Kadow, Christopher1ORCID iD icon , Ekinci, G.1 , Willman, S.1 , Oertel, F.1ORCID iD icon , Wentzel, B.1ORCID iD icon , Meuer, J.1ORCID iD icon , Bergemann, M.1ORCID iD icon , Plésiat, É.1ORCID iD icon
  1. German Climate Computing Center (DKRZ)

Climate research often requires substantial technical expertise. This involves managing data standards, various file formats, software engineering, and high-performance computing. Translating scientific questions into code that can answer them demands significant effort. The question is, why? Data analysis platforms like Freva (Kadow et al. 2021, e.g., gems.dkrz.de ) aim to enhance user convenience, yet programming expertise is still required.
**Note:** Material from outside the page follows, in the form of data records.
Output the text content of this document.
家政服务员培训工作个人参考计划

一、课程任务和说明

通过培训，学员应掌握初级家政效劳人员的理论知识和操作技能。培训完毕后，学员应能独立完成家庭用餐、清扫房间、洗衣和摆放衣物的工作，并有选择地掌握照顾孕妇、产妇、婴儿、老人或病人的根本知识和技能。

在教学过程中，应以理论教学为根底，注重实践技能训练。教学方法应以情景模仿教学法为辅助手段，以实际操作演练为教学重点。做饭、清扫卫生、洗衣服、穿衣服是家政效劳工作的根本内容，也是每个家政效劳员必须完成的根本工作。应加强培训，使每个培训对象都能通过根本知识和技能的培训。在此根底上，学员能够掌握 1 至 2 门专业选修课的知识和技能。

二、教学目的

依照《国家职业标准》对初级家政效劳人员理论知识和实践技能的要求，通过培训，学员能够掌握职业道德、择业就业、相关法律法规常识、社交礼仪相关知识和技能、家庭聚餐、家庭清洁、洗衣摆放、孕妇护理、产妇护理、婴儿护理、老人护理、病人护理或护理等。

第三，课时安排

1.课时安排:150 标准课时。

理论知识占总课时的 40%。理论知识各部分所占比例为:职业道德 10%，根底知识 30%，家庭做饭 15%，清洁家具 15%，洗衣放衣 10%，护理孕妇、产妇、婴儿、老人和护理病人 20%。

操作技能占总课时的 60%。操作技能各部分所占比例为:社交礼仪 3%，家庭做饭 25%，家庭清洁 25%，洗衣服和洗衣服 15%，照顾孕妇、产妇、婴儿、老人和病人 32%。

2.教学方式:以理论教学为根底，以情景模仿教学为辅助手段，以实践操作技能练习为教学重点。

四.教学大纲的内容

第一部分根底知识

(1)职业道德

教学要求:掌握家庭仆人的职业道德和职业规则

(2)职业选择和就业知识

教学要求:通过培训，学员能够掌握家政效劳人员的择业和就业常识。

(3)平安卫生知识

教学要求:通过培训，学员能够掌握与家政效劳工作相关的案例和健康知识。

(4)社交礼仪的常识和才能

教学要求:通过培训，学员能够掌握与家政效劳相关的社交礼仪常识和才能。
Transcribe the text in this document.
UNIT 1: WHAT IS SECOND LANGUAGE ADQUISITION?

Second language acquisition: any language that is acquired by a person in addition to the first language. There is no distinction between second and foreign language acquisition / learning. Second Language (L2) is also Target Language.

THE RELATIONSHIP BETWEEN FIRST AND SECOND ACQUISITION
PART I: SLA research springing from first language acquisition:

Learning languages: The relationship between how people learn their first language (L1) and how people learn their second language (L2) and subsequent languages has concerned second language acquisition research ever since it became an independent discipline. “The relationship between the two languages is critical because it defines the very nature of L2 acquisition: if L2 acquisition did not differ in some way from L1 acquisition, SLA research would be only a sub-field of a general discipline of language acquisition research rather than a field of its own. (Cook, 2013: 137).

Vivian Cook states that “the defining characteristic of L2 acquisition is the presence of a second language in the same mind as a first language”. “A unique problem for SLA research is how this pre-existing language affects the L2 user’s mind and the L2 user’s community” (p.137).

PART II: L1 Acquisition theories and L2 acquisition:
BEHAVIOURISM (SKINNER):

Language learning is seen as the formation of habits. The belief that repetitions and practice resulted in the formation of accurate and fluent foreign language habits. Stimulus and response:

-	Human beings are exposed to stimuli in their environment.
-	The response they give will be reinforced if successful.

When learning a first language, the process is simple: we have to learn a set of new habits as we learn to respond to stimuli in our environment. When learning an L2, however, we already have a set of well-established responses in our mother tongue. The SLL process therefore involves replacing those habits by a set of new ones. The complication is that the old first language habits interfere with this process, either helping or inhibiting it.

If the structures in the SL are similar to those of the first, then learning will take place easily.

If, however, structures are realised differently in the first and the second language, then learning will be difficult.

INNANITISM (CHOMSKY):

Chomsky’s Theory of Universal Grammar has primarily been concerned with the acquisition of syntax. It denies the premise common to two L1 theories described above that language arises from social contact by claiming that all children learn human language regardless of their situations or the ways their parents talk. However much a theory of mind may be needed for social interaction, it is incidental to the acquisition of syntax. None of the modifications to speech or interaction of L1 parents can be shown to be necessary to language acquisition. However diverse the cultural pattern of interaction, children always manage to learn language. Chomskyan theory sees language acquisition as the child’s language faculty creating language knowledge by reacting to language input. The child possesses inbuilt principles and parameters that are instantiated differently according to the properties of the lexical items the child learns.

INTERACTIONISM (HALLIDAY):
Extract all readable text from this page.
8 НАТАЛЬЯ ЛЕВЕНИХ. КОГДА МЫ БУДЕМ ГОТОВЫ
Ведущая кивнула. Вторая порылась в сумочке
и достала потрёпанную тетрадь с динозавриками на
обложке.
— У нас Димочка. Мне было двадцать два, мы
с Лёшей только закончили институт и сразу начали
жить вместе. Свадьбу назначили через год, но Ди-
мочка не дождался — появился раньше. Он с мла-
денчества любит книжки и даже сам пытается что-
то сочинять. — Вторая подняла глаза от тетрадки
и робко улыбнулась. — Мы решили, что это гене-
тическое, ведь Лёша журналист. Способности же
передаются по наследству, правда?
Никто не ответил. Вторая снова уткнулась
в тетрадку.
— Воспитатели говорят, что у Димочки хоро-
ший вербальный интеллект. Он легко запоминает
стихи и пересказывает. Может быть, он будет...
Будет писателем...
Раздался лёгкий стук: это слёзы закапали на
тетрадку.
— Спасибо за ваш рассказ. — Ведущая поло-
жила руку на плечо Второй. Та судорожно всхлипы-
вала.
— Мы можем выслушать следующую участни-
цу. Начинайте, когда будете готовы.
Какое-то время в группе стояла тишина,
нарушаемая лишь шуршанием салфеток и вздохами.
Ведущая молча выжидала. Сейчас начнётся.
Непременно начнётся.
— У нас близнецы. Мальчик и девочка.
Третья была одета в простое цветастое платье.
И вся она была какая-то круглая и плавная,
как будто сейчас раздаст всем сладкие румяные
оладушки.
In this context, we introduce a large language model setup and chat bot interface for different core e.g. based on GPT-4/ChatGPT or DeepSeek, which enables climate analysis without technical obstacles, including language barriers. Not yet, we are dealing with climate LLMs for this purpose. Dedicated natural language processing methodologies could bring this to a next level. This approach is tailored to the needs of the broader climate community, which deals with small and fast analysis to massive data sets from kilometer-scale modeling and requires a processing environment utilizing modern technologies, but addressing still society after all, such as those in the Earth Virtualization Engines (EVE - eve4climate.org ). Our interface runs on an High Performance Computer with access to PetaBytes of data - everything just a chat away.